В кочегарке второго котла — того, что держал пар «сверх дежурного», — было светло, жарко и спокойно. Вахтенный кочегар, голый по пояс, при моём появлении вскочил и доложил давление с такой гордостью, словно лично выдумал пар. Я посмотрел на манометр, на чистый, без завалов, настил, на уголь, разобранный к топкам по сортам, и подумал, что дед-механик зря прибеднялся. Его заведование готовилось к этой ночи аккуратнее всех — просто молча.

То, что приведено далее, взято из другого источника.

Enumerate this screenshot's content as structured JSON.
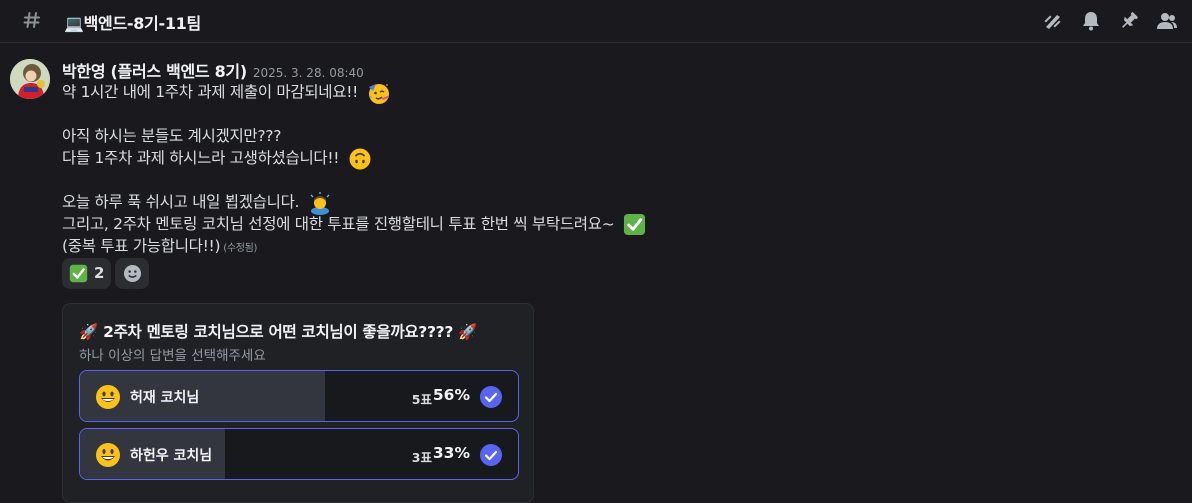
{
  "channel": {
    "icon": "hash-icon",
    "name": "💻백엔드-8기-11팀"
  },
  "header_actions": [
    {
      "icon": "threads-icon"
    },
    {
      "icon": "bell-icon"
    },
    {
      "icon": "pin-icon"
    },
    {
      "icon": "members-icon"
    }
  ],
  "message": {
    "author": "박한영 (플러스 백엔드 8기)",
    "timestamp": "2025. 3. 28. 08:40",
    "lines": [
      "약 1시간 내에 1주차 과제 제출이 마감되네요!!",
      "아직 하시는 분들도 계시겠지만???",
      "다들 1주차 과제 하시느라 고생하셨습니다!!",
      "오늘 하루 푹 쉬시고 내일 뵙겠습니다.",
      "그리고, 2주차 멘토링 코치님 선정에 대한 투표를 진행할테니 투표 한번 씩 부탁드려요~",
      "(중복 투표 가능합니다!!)"
    ],
    "edited": "(수정됨)"
  },
  "reactions": [
    {
      "emoji": "check-mark-emoji",
      "count": "2"
    },
    {
      "icon": "add-reaction-icon"
    }
  ],
  "poll": {
    "question": "🚀 2주차 멘토링 코치님으로 어떤 코치님이 좋을까요???? 🚀",
    "subtitle": "하나 이상의 답변을 선택해주세요",
    "accent": "#5865f2",
    "options": [
      {
        "label": "허재 코치님",
        "votes": "5표",
        "percent": "56%",
        "share": 0.56,
        "selected": true
      },
      {
        "label": "하헌우 코치님",
        "votes": "3표",
        "percent": "33%",
        "share": 0.33,
        "selected": true
      }
    ]
  }
}
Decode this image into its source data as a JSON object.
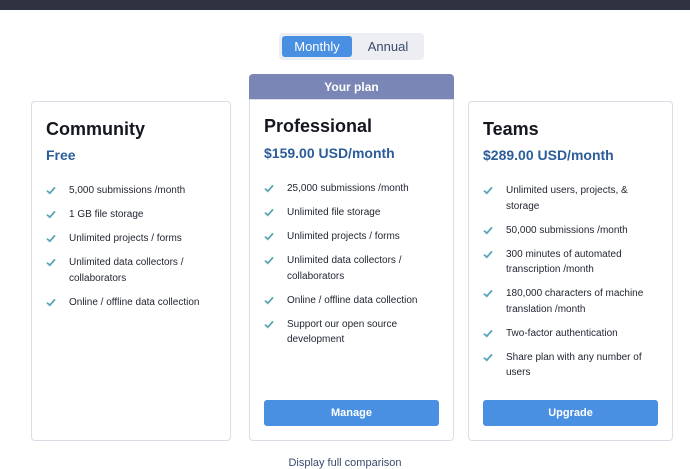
{
  "billing_toggle": {
    "monthly": "Monthly",
    "annual": "Annual"
  },
  "current_plan_banner": "Your plan",
  "plans": [
    {
      "name": "Community",
      "price": "Free",
      "features": [
        "5,000 submissions /month",
        "1 GB file storage",
        "Unlimited projects / forms",
        "Unlimited data collectors / collaborators",
        "Online / offline data collection"
      ]
    },
    {
      "name": "Professional",
      "price": "$159.00 USD/month",
      "features": [
        "25,000 submissions /month",
        "Unlimited file storage",
        "Unlimited projects / forms",
        "Unlimited data collectors / collaborators",
        "Online / offline data collection",
        "Support our open source development"
      ],
      "button": "Manage"
    },
    {
      "name": "Teams",
      "price": "$289.00 USD/month",
      "features": [
        "Unlimited users, projects, & storage",
        "50,000 submissions /month",
        "300 minutes of automated transcription /month",
        "180,000 characters of machine translation /month",
        "Two-factor authentication",
        "Share plan with any number of users"
      ],
      "button": "Upgrade"
    }
  ],
  "colors": {
    "accent": "#4a90e2",
    "banner": "#7a87b6",
    "price": "#2c5d9a",
    "check": "#5aa6b8"
  },
  "footer_link": "Display full comparison"
}
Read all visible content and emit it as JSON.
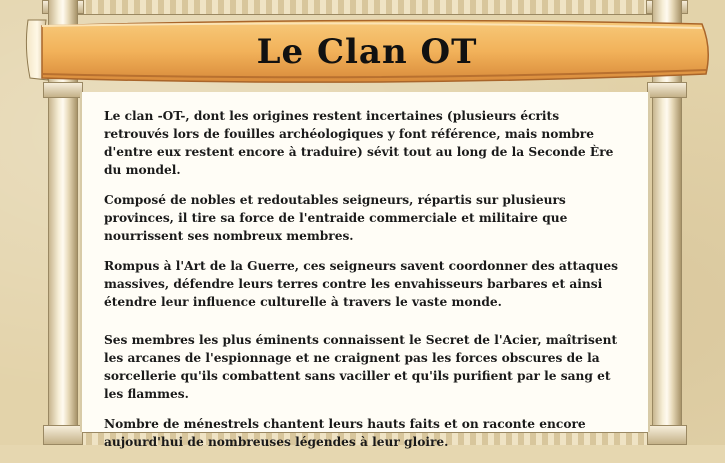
{
  "header": {
    "title": "Le Clan OT"
  },
  "paragraphs": [
    "Le clan -OT-, dont les origines restent incertaines (plusieurs écrits retrouvés lors de fouilles archéologiques y font référence, mais nombre d'entre eux restent encore à traduire) sévit tout au long de la Seconde Ère du mondel.",
    "Composé de nobles et redoutables seigneurs, répartis sur plusieurs provinces, il tire sa force de l'entraide commerciale et militaire que nourrissent ses nombreux membres.",
    "Rompus à l'Art de la Guerre, ces seigneurs savent coordonner des attaques massives, défendre leurs terres contre les envahisseurs barbares et ainsi étendre leur influence culturelle à travers le vaste monde.",
    "Ses membres les plus éminents connaissent le Secret de l'Acier, maîtrisent les arcanes de l'espionnage et ne craignent pas les forces obscures de la sorcellerie qu'ils combattent sans vaciller et qu'ils purifient par le sang et les flammes.",
    "Nombre de ménestrels chantent leurs hauts faits et on raconte encore aujourd'hui de nombreuses légendes à leur gloire."
  ],
  "colors": {
    "banner": "#f2b25a",
    "banner_dark": "#c0762a",
    "parchment": "#fffdf6",
    "background": "#e3d3aa"
  }
}
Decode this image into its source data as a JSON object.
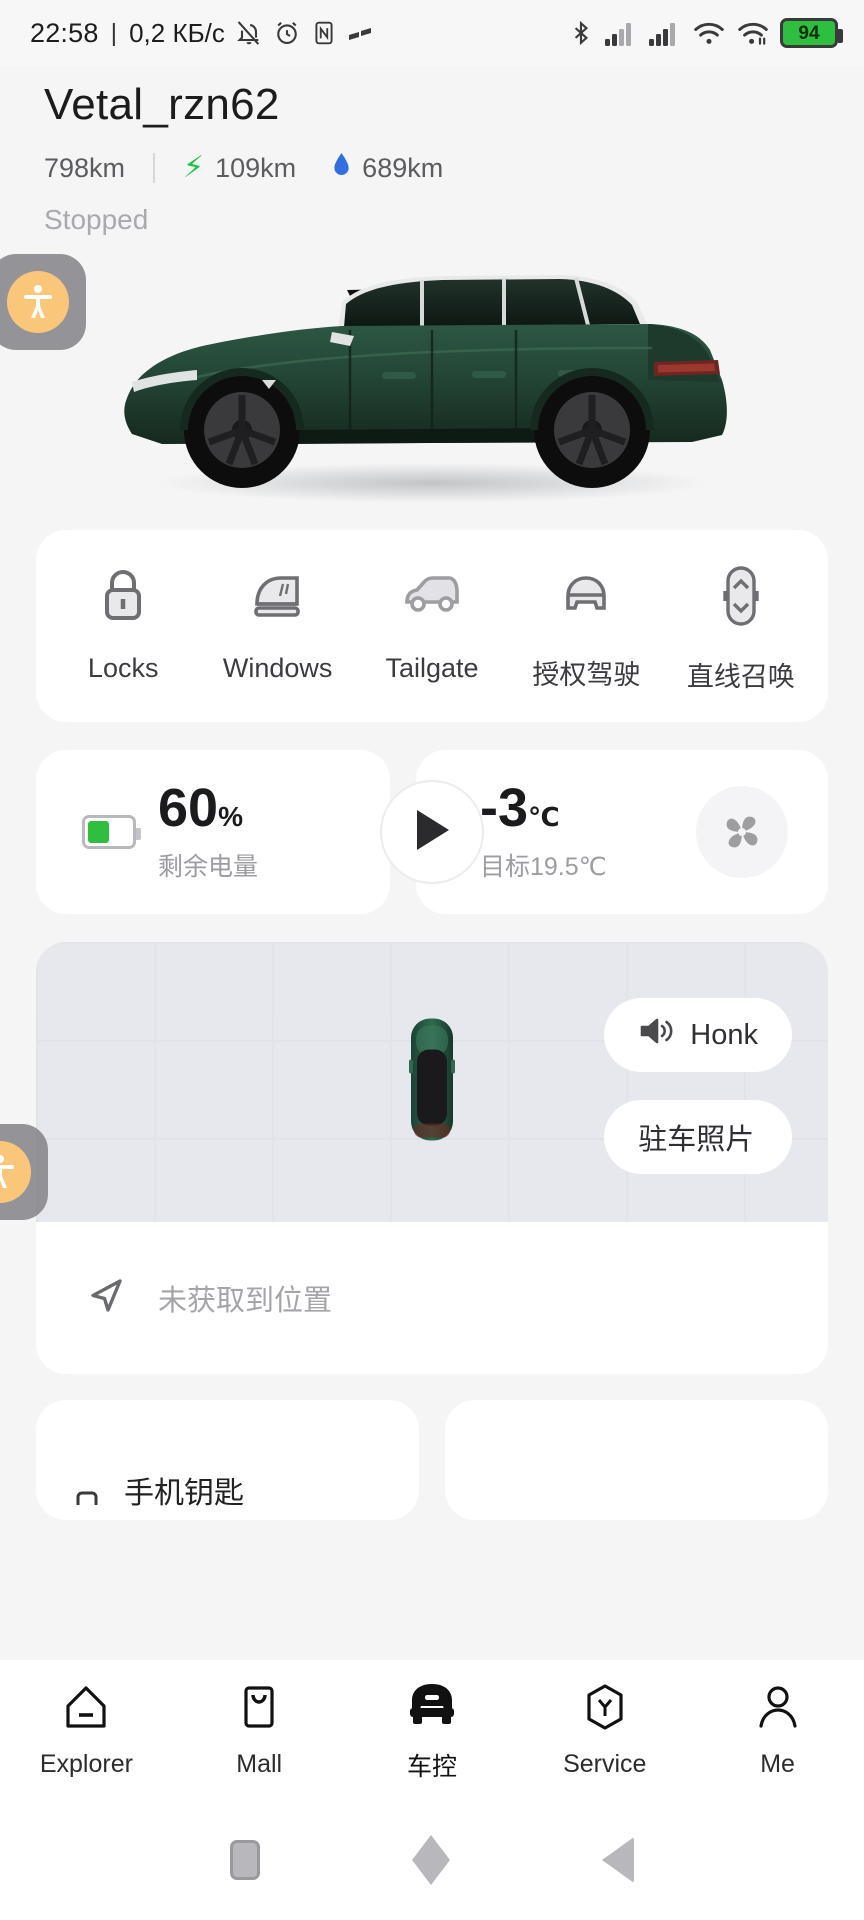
{
  "statusbar": {
    "time": "22:58",
    "separator": "|",
    "network_speed": "0,2 КБ/с",
    "icons": [
      "bell-muted-icon",
      "alarm-clock-icon",
      "nfc-icon",
      "data-saver-icon",
      "bluetooth-icon",
      "signal-sim1-icon",
      "signal-sim2-icon",
      "wifi-icon",
      "wifi-secondary-icon"
    ],
    "battery_percent": "94"
  },
  "header": {
    "car_name": "Vetal_rzn62",
    "total_range": "798km",
    "electric_range": "109km",
    "fuel_range": "689km",
    "vehicle_status": "Stopped"
  },
  "quick_controls": [
    {
      "label": "Locks",
      "icon": "lock-icon"
    },
    {
      "label": "Windows",
      "icon": "window-icon"
    },
    {
      "label": "Tailgate",
      "icon": "tailgate-icon"
    },
    {
      "label": "授权驾驶",
      "icon": "authorized-driving-icon"
    },
    {
      "label": "直线召唤",
      "icon": "straight-summon-icon"
    }
  ],
  "battery_card": {
    "percent": "60",
    "percent_unit": "%",
    "sub_label": "剩余电量",
    "battery_icon": "battery-icon"
  },
  "climate_card": {
    "current_temp": "-3",
    "temp_unit": "℃",
    "target_label": "目标19.5℃",
    "fan_icon": "fan-icon",
    "play_icon": "play-icon"
  },
  "map_card": {
    "car_marker_icon": "car-top-view-icon",
    "actions": [
      {
        "label": "Honk",
        "icon": "speaker-icon"
      },
      {
        "label": "驻车照片",
        "icon": ""
      }
    ],
    "location_icon": "navigation-arrow-icon",
    "location_text": "未获取到位置"
  },
  "partial_cards": [
    {
      "label": "手机钥匙",
      "icon": "phone-key-icon"
    },
    {
      "label": "",
      "icon": ""
    }
  ],
  "bottom_nav": [
    {
      "label": "Explorer",
      "icon": "explorer-icon",
      "active": false
    },
    {
      "label": "Mall",
      "icon": "mall-icon",
      "active": false
    },
    {
      "label": "车控",
      "icon": "car-control-icon",
      "active": true
    },
    {
      "label": "Service",
      "icon": "service-icon",
      "active": false
    },
    {
      "label": "Me",
      "icon": "person-icon",
      "active": false
    }
  ],
  "system_nav": [
    {
      "name": "recents-button",
      "icon": "square-icon"
    },
    {
      "name": "home-button",
      "icon": "diamond-icon"
    },
    {
      "name": "back-button",
      "icon": "triangle-icon"
    }
  ],
  "accessibility_buttons": [
    {
      "icon": "accessibility-icon"
    },
    {
      "icon": "accessibility-icon"
    }
  ],
  "colors": {
    "background": "#f5f5f6",
    "card": "#ffffff",
    "accent_green": "#2fbf3f",
    "fuel_blue": "#2f6fe0",
    "map_bg": "#e7e8ed",
    "car_green": "#234a38"
  }
}
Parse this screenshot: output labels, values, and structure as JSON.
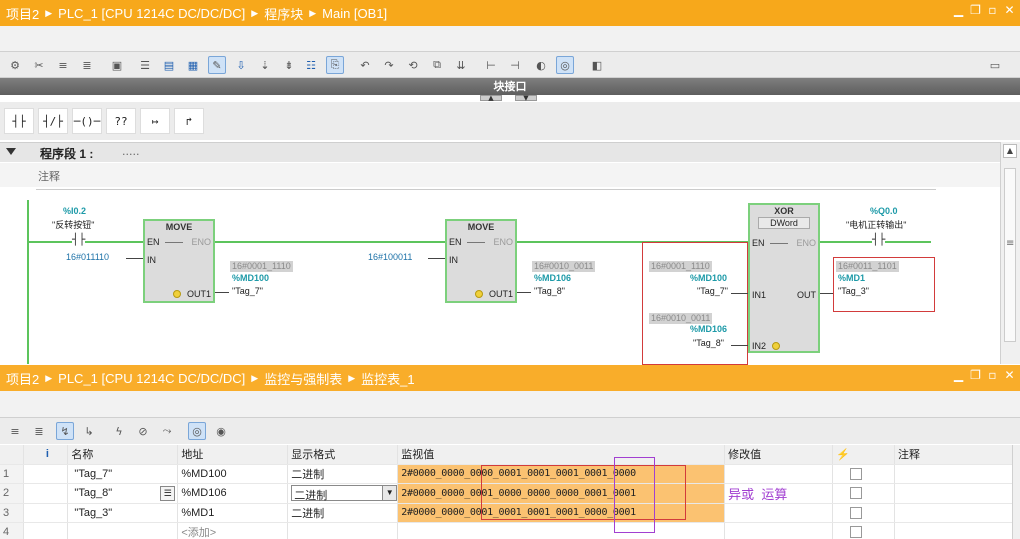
{
  "editor_title": {
    "crumbs": [
      "项目2",
      "PLC_1 [CPU 1214C DC/DC/DC]",
      "程序块",
      "Main [OB1]"
    ]
  },
  "interface_bar": {
    "label": "块接口"
  },
  "network": {
    "title": "程序段 1 :",
    "description": ".....",
    "comment": "注释"
  },
  "ladder": {
    "input_contact": {
      "address": "%I0.2",
      "tag": "\"反转按钮\""
    },
    "move1": {
      "title": "MOVE",
      "en": "EN",
      "eno": "ENO",
      "in": "IN",
      "out": "OUT1",
      "in_value": "16#011110",
      "out_monitor": "16#0001_1110",
      "out_address": "%MD100",
      "out_tag": "\"Tag_7\""
    },
    "move2": {
      "title": "MOVE",
      "en": "EN",
      "eno": "ENO",
      "in": "IN",
      "out": "OUT1",
      "in_value": "16#100011",
      "out_monitor": "16#0010_0011",
      "out_address": "%MD106",
      "out_tag": "\"Tag_8\""
    },
    "xor": {
      "title": "XOR",
      "type": "DWord",
      "en": "EN",
      "eno": "ENO",
      "in1": "IN1",
      "in2": "IN2",
      "out": "OUT",
      "in1_monitor": "16#0001_1110",
      "in1_address": "%MD100",
      "in1_tag": "\"Tag_7\"",
      "in2_monitor": "16#0010_0011",
      "in2_address": "%MD106",
      "in2_tag": "\"Tag_8\"",
      "out_monitor": "16#0011_1101",
      "out_address": "%MD1",
      "out_tag": "\"Tag_3\""
    },
    "output_coil": {
      "address": "%Q0.0",
      "tag": "\"电机正转输出\""
    }
  },
  "watch_title": {
    "crumbs": [
      "项目2",
      "PLC_1 [CPU 1214C DC/DC/DC]",
      "监控与强制表",
      "监控表_1"
    ]
  },
  "watch_table": {
    "headers": [
      "",
      "i",
      "名称",
      "地址",
      "显示格式",
      "监视值",
      "修改值",
      "⚡",
      "注释"
    ],
    "rows": [
      {
        "n": "1",
        "name": "\"Tag_7\"",
        "addr": "%MD100",
        "fmt": "二进制",
        "value": "2#0000_0000_0000_0001_0001_0001_0001_0000"
      },
      {
        "n": "2",
        "name": "\"Tag_8\"",
        "addr": "%MD106",
        "fmt": "二进制",
        "value": "2#0000_0000_0001_0000_0000_0000_0001_0001"
      },
      {
        "n": "3",
        "name": "\"Tag_3\"",
        "addr": "%MD1",
        "fmt": "二进制",
        "value": "2#0000_0000_0001_0001_0001_0001_0000_0001"
      },
      {
        "n": "4",
        "name": "",
        "addr": "<添加>",
        "fmt": "",
        "value": ""
      }
    ],
    "annotation": "异或  运算"
  },
  "colors": {
    "titlebar": "#f7a81b",
    "rung": "#5cc45c",
    "monitor_value": "#fbc271",
    "annotation": "#a23fd1"
  }
}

На юте, у кормового флага, курил в кулак Лобов — ему не полагалось тут быть в этот час, но я не стал спрашивать, почему он не внизу. Он не стал объяснять. Мы постояли рядом, глядя на чёрную воду и якорные огни, и боцман сказал только:
— Кошки-то, вашбродь, ревмя ревут нынче.
— Знаю, Ерофеич. Пластыри где?
— Под рукой-с. Всё под рукой.
Он докурил, аккуратно затёр окурок о подошву и, прежде чем уйти, посмотрел на меня в упор — первый раз за всё знакомство так прямо.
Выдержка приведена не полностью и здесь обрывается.